I can't think that I have ever really visited a Box Ironbark forest in the late winter before, and maybe for those in the know this is obvious, but in late winter the ground is bright green with a dense almost continuous growth of geophytes - lilies mainly but also orchids and yam daisies.  Crunching through the bone dry leaf litter of these forests in late spring, summer or autumn, you'd never know all the bulbs/corms/tubers just beneath the surface.

Now coming from Melbourne, where annual grassy weeds have largely overtaken geophytes as winter growers, I have never really understood the opinions of early explorers (discussion here) that some parts of the bush were like an English garden, with widely spaced trees and 'grass' and was very easy to ride through (on horseback).  Because if the annual grasses were introduced after the explorers (they were) then how could the forests be so green? 

But of course it wasn't annual grasses making it green, it was the geophytes.  Well, of course there were the Red Gum Grassy Woodlands too, but to my mind they don't quite fit that description.

In the photo below you can see the spread of green.  I swear, it's mostly lilies.  They weren't flowering yet (it was late August), and my ID is not that good, but I guess they are predominantly Small Vanilla Lilies.

Now this forest has been heavily logged for fenceposts and firewood, and the majestic old trees just aren't there.  But imagine if the trees were big and more widely spaced, and the middle-storey Acacias were a bit more sparse, I get it would look like an English park.

It's a bit concerning that late in the day in the distance I could hear the snarl of a chainsaw.  Perhaps it was legal and not in the Park, but there is an epidemic of illegal firewood harvesting in Victoria at the moment.  Just look how much fallen timber there is providing habitat on the ground.  None.  Plenty of stumps though, but old stumps.

The history of this bit of forest is relevant here.  During the second world war 2 groups of Italians were interned in the forest, and employed cutting timber (including green timber) for firewood.  So part of the absence of rotting timber on the ground may date from then.  And subsequently it was State Forest, and maybe it was legal to take firewood under that management regime.  Now, luckily it is National Park, and we can hope that its habitat values continue to improve as the trees start to develop hollows.

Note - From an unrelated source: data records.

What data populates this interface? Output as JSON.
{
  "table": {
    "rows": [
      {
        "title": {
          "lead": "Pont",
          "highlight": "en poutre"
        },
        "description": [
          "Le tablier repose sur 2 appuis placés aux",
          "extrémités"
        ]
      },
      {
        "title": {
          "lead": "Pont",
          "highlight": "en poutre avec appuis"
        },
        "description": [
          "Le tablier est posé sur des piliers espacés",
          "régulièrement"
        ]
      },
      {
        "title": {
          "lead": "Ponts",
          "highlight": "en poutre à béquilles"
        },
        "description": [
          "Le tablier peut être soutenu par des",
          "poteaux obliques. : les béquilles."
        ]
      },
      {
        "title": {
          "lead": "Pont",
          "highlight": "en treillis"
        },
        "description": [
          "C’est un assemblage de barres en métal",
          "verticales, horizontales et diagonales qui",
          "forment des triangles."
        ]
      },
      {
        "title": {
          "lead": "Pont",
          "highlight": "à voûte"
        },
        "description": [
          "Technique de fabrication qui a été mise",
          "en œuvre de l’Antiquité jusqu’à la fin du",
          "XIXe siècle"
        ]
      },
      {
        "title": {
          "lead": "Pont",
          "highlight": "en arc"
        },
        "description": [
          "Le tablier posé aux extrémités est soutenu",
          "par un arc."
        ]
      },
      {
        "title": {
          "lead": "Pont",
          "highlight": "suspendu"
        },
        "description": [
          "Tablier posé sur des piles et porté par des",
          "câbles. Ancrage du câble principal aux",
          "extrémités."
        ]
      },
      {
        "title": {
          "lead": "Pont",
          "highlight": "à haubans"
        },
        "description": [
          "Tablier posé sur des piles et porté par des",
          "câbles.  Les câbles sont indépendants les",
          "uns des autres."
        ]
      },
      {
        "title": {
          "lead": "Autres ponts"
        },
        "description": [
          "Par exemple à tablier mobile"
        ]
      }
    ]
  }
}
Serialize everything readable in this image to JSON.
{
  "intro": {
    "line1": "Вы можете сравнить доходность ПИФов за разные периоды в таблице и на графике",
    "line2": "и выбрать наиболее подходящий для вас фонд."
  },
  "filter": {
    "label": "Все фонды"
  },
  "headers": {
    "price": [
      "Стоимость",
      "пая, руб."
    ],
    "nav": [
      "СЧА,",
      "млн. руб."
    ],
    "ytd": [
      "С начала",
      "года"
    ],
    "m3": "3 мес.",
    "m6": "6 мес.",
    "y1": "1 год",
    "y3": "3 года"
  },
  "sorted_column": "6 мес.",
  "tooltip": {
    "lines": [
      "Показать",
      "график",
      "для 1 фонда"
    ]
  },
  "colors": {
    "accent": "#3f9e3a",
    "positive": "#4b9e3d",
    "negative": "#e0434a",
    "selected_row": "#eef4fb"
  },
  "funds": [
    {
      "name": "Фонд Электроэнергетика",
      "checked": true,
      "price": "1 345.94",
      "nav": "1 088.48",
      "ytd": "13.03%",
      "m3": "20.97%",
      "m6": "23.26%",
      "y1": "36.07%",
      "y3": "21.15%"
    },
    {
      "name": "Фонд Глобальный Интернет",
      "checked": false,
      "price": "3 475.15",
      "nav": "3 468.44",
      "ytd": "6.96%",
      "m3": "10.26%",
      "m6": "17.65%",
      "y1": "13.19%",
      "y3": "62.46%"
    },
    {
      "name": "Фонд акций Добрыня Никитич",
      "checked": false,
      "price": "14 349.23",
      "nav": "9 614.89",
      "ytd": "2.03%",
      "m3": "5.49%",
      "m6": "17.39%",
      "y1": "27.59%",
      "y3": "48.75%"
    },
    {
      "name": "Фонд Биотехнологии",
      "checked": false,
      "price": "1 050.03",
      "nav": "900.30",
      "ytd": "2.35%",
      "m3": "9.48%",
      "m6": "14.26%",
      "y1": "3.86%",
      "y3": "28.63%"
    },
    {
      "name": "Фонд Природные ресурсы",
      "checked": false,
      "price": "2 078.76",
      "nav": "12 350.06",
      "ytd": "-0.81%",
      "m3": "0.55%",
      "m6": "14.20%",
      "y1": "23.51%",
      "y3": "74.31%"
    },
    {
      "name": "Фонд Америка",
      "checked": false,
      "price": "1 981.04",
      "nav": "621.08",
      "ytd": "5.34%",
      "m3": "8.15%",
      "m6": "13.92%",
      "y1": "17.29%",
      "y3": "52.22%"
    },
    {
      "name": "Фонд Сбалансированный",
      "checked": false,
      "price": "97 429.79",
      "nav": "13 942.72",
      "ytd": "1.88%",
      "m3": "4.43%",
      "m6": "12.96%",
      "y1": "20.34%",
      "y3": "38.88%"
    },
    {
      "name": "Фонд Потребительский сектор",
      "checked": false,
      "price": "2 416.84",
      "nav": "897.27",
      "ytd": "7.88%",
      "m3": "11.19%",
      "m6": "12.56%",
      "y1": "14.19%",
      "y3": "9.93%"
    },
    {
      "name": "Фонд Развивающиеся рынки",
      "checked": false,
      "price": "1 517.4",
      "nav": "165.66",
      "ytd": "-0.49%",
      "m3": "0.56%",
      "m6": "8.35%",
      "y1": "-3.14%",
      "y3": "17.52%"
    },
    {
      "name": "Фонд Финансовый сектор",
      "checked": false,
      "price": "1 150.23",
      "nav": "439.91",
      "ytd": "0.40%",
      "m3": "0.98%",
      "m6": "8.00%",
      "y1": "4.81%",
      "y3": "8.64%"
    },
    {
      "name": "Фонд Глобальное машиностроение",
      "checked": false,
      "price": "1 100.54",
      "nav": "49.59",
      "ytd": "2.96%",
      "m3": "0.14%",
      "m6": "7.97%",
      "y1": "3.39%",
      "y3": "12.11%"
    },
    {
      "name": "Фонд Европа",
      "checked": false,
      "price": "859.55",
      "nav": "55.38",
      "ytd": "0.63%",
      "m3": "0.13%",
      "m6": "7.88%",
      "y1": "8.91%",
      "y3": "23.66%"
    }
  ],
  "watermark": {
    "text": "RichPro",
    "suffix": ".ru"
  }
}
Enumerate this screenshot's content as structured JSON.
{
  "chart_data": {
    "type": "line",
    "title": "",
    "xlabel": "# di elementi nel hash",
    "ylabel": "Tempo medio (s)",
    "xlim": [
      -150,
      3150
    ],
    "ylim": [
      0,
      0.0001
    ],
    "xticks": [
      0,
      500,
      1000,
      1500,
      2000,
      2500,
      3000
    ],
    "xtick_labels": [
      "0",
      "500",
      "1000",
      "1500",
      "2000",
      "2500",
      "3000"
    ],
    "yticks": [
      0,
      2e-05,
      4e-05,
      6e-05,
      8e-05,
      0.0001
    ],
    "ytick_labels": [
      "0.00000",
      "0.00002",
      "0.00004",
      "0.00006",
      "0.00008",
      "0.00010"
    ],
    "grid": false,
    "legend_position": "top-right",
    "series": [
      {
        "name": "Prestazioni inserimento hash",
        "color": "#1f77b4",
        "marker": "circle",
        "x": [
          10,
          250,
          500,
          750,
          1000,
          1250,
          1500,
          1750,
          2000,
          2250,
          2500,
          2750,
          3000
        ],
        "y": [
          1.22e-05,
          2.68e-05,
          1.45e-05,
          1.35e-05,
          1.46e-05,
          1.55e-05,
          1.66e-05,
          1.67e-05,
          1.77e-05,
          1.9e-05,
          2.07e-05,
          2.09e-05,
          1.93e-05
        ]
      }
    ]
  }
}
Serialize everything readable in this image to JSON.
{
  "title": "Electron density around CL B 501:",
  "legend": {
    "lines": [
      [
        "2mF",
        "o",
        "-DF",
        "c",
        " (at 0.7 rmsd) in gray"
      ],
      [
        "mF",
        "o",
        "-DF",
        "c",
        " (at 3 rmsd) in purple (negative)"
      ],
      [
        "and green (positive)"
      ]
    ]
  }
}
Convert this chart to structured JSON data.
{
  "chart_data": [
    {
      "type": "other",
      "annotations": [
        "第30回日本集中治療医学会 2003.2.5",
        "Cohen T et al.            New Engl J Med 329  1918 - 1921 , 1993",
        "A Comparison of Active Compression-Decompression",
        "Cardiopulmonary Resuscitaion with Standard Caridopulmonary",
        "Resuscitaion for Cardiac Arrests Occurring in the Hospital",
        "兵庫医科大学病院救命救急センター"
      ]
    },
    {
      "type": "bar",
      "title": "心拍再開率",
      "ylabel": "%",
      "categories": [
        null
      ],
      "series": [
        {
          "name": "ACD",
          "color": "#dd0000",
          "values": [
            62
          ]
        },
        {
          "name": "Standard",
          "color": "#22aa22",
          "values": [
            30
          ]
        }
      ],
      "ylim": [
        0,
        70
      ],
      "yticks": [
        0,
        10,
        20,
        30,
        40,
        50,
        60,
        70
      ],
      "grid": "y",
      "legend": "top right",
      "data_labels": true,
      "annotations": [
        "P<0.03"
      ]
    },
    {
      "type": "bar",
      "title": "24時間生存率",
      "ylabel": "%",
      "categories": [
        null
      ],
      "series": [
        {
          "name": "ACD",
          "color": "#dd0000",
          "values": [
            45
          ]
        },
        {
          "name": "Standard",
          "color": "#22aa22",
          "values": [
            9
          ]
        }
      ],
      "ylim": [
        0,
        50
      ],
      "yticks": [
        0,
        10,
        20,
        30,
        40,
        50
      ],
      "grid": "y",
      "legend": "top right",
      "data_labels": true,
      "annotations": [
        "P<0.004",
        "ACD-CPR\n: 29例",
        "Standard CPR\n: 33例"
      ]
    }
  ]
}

But will the geophyte understorey survive?

Closest to where the internment camps were, the native geophytes have been displaced by an even brighter green - my nightmare plant Oxalis pes-caprae, forming a continuous dense sward along the lower slopes of Spring Creek.  Not a sign of it however in the eastern part of the forest where the above photo was taken.  So that is one threat.

Another is annual grasses.  Interestingly I did find scattered Annual Veldgrass, but not much.  I'm thinking that wallaby grazing must really be keeping it down.  I've got evidence for that too.  There is an exclusion plot adjacent to the Killawarra Forest Camp (now a campground, previously one of the internment camps), and the Annual Veldgrass is doing much better inside the exclusion plot (see the picture).  Pity for whatever it was that the exclusion plot was put in to protect!

I didn't see or hear any kangaroos on my exploratory walk, which surprised me.  But I just about bumped into one Swamp Wallaby who was very concerned with getting as much Vanilla Lily into him as he could, and wasn't particularly worried by me.  I didn't see any rabbit droppings, nor cattle or sheep droppings, so I assume the Annual Veldgrass is being eaten by wallabies or kangaroos.

So in summer when visiting a park like this and thinking 'Wow, so little groundcover! It must be overgrazed by kangaroos'  pause and ponder whether the kangaroos might indeed be protecting the geophyte diversity.